ALFI has been an early mover in actively promoting responsible investing opportunities for asset managers. Ever since it introduced responsible investing as the third pillar of the Luxembourg investment fund industry alongside UCITS and AIFs, the association has been advocating responsible investing and raising awareness for its many possibilities. Whether they are motivated by ethical or financial reasons (most likely a combination of both), ALFI works towards providing investors with the information and the power to direct their money towards the projects of their choice, and asset managers with the tools they need to accommodate their investors’ choices.
An important step in the right direction was made in the form of the EU Commission’s legislative proposals that followed its action plan on financing sustainable growth. A main element, the so-called taxonomy, is designed to establish a classification system for sustainable economic activities. Definitions are indeed needed, but the outcome should not be overly prescriptive. The aim is to facilitate sustainable investments. A broader approach that allows for different “shades of green” could be better suited to support the transition towards a more sustainable economy. Another element concerns disclosure and aims at the harmonisation of transparency rules. Standardised disclosure is key in order to produce reliable, comparable and accurate data. From an asset management perspective, the focus on the field of environmentally responsible investing is a good start – transparency with regard to social and good governance factors should follow.
In the domain of retail investors, labelling can be one useful approach. It is an important tool to avoid greenwashing, but it only works if labels are meaningful. Labelled products have to do exactly what they promise, and first-class quality control is essential. Regard to responsibility factors must not become a tick-the-box exercise. In the Grand-Duchy, the Luxembourg Finance Labelling Agency (LuxFLAG) has been awarding recognisable labels to eligible investment funds since 2006.

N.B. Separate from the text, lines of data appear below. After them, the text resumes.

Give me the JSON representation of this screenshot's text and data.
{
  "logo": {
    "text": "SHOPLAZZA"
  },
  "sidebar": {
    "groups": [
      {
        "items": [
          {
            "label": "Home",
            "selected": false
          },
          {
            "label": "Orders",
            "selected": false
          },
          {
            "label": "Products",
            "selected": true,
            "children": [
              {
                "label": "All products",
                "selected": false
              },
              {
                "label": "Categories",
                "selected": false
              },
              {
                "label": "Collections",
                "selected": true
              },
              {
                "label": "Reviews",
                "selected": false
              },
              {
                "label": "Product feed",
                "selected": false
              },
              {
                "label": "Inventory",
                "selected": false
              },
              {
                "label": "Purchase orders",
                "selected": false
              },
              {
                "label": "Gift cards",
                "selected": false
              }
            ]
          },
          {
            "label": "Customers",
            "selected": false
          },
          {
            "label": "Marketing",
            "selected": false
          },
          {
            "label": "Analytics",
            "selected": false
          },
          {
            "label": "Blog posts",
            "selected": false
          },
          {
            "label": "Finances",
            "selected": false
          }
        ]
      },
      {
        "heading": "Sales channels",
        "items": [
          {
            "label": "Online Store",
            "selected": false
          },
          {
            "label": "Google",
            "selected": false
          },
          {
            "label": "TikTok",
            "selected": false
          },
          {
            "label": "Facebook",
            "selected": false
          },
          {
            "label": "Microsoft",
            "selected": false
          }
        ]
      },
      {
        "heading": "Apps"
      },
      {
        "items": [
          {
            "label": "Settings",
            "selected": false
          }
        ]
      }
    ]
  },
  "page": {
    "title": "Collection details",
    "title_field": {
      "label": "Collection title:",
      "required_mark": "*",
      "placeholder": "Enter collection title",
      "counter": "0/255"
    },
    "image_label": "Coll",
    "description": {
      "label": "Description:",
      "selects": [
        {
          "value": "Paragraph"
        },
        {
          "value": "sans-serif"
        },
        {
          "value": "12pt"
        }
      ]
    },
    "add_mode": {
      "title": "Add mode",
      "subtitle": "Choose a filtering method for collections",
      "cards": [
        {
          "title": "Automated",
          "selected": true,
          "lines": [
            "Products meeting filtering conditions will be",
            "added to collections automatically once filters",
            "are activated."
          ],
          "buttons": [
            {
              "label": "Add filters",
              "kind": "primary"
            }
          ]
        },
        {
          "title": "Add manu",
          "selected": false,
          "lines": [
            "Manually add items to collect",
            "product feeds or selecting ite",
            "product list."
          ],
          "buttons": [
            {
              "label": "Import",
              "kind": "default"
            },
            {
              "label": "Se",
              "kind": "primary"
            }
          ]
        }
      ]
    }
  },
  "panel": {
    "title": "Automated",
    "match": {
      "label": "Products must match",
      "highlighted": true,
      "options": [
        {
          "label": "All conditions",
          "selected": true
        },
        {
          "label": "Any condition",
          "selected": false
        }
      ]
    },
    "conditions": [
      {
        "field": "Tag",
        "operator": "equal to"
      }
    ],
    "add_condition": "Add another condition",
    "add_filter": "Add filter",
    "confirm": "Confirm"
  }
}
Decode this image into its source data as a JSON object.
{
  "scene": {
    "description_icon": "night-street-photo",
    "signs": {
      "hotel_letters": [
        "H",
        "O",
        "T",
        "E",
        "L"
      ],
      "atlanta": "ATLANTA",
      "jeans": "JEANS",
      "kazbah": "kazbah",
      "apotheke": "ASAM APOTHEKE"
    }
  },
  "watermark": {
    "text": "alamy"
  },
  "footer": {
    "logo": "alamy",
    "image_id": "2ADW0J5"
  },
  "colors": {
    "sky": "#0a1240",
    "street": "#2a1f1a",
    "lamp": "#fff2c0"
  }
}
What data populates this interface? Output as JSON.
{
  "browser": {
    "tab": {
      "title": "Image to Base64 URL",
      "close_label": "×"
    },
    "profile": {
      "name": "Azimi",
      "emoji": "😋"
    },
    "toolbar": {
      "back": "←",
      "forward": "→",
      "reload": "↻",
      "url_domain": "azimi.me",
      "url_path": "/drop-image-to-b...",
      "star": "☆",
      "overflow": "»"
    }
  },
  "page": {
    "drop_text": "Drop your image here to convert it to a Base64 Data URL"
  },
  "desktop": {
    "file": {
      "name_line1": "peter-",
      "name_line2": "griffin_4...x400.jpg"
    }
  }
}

For ALFI, responsible investing is more than a set of principles to comply with. It is truly a matter of utmost importance, and we are pleased to see that more and more industry players share this conviction. Through investment funds, everyone’s small change can achieve a big change.
ALFI, Association of the Luxembourg Fund Industry
Camille Thommes is the Director General of ALFI, the Association of the Luxembourg Fund Industry. He joined the association back in 2007.
Before ALFI, Camille Thommes was in in charge of the Investment Fund Department at the State and Savings Bank, Luxembourg (BCEE) from 2001-2006, after holding various senior positions in the Securities & Custody department since 1993. He started his professional career in 1986 at Banque Générale du Luxembourg (now BGL-BNP Paribas) where he held positions in the Securities and Custody Division.